Ma non ci siamo forse fatti prendere un po’ la mano? Perchè “digitale” non significa per tutti la stessa cosa, non può essere standardizzato e, soprattutto, deve essere utile, vantaggioso e facilitare la crescita e lo sviluppo.
Un esempio su tutti: l’e-commerce. Negozi chiusi, comuni isolati, blocco delle auto, tutti a casa e anche il pescivendolo si è fatto un proprio e-commerce e ha aperto tutti i social che gli venivano in mente, contando di sostituire in un batter d'occhio il punto vendita fisico con la vetrina online. Ma qual'è la scelta digital più giusta? Magari il pescivendolo si è affidato ad un amico “che è bravissimo con il computer e sa fare tutto”. Molto probabilmente, senza alcuna strategia, si sono attivati canali social differenti, si è adottato un sistema ecommerce, si sono buttati dentro prodotti e foto senza preoccuparsi della qualità dei contenuti, naturalmente si sono scansate tutte le forme di promozione a pagamento: d'altre parte è un salto nel buio, non vorremo mica spenderci anche dei soldi!
L’approccio alle tecnologie digitali è spesso un “fai-da-te” inopportuno: l’accesso è relativamente facile, l’uso appropriato degli strumenti e la strategia adottata per avere risultati concreti molto meno. Il risultato è scontato: nessuno mi chiama, non ricevo ordini e quelli che arrivano non sono facili da gestire (come la mettiamo con la gestione dei tempi e costi di consegna, dei resi, i pagamenti automatizzati, l'emissione dei documenti fiscali?).
Ma il digitale non è solo vendita online, è soprattutto automatizzazione dei processi, comprese nuove modalità di lavoro, ad esempio lo smart working.
Fino a ieri solo poche aziende strutturate hanno preso in considerazione questa modalità, tutt’altro che semplice da organizzare.

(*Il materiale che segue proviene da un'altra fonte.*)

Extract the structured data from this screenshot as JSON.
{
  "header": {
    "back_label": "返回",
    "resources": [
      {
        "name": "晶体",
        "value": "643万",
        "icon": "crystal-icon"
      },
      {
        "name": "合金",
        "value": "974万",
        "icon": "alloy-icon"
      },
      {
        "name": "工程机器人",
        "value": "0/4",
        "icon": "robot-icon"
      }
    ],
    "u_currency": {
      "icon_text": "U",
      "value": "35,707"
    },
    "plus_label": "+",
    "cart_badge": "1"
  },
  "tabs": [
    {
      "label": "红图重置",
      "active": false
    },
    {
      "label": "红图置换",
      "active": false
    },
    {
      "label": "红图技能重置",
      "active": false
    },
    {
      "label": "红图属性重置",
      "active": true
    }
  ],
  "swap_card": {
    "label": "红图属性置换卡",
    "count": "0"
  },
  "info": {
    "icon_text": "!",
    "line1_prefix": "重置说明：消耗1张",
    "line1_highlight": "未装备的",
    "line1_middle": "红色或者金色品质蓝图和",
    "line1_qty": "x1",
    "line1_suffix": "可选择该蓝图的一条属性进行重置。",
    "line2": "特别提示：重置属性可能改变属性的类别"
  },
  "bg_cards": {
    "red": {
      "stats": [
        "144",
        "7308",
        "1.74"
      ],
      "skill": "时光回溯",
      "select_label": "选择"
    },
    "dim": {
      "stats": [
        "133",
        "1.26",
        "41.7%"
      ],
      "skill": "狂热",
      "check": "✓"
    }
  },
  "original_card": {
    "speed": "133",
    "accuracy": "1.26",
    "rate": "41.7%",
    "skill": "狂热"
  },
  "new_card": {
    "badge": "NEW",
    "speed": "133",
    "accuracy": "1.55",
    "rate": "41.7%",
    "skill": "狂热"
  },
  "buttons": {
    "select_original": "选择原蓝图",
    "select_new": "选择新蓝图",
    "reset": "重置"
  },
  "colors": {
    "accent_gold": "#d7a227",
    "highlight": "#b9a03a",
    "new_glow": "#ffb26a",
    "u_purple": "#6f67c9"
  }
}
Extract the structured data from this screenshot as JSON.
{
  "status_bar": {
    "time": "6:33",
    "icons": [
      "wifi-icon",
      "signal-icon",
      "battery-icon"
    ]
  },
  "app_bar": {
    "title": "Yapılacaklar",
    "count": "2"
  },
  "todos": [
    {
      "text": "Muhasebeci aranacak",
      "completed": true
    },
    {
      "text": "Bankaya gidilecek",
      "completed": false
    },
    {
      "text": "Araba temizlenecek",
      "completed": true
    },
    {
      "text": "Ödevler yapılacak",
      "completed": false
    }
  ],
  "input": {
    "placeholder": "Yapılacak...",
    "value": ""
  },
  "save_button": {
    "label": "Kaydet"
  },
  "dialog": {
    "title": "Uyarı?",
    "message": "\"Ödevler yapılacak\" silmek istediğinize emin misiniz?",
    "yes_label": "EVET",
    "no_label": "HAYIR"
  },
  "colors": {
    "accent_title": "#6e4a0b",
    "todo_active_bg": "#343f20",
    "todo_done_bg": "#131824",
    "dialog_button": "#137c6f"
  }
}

Il Ministero del Lavoro e delle Politiche Sociali definisce il lavoro agile come “una modalità di esecuzione del rapporto di lavoro subordinato caratterizzato dall'assenza di vincoli orari o spaziali e un'organizzazione per fasi, cicli e obiettivi, stabilita mediante accordo tra dipendente e datore di lavoro”. A parte gli aspetti normativi regolati in Italia dalla legge 81/2017, tale tipologia prevede l’organizzazione di un metodo di lavoro stabilito dall’azienda e reso possibile da adeguati strumenti che ne consentano la gestione da remoto. Deve quindi essere regolamentato, organizzato dall’azienda, percepito dal personale in maniera corretta affinchè sia efficace e sotto controllo.
Il digitale per la semplificazione non è poi così semplice; ancora una volta, l’approccio non può essere superficiale ma deve essere accompagnato da formazione, professionalità e competenza.
Senza nulla togliere alla buona volontà di parenti e amici.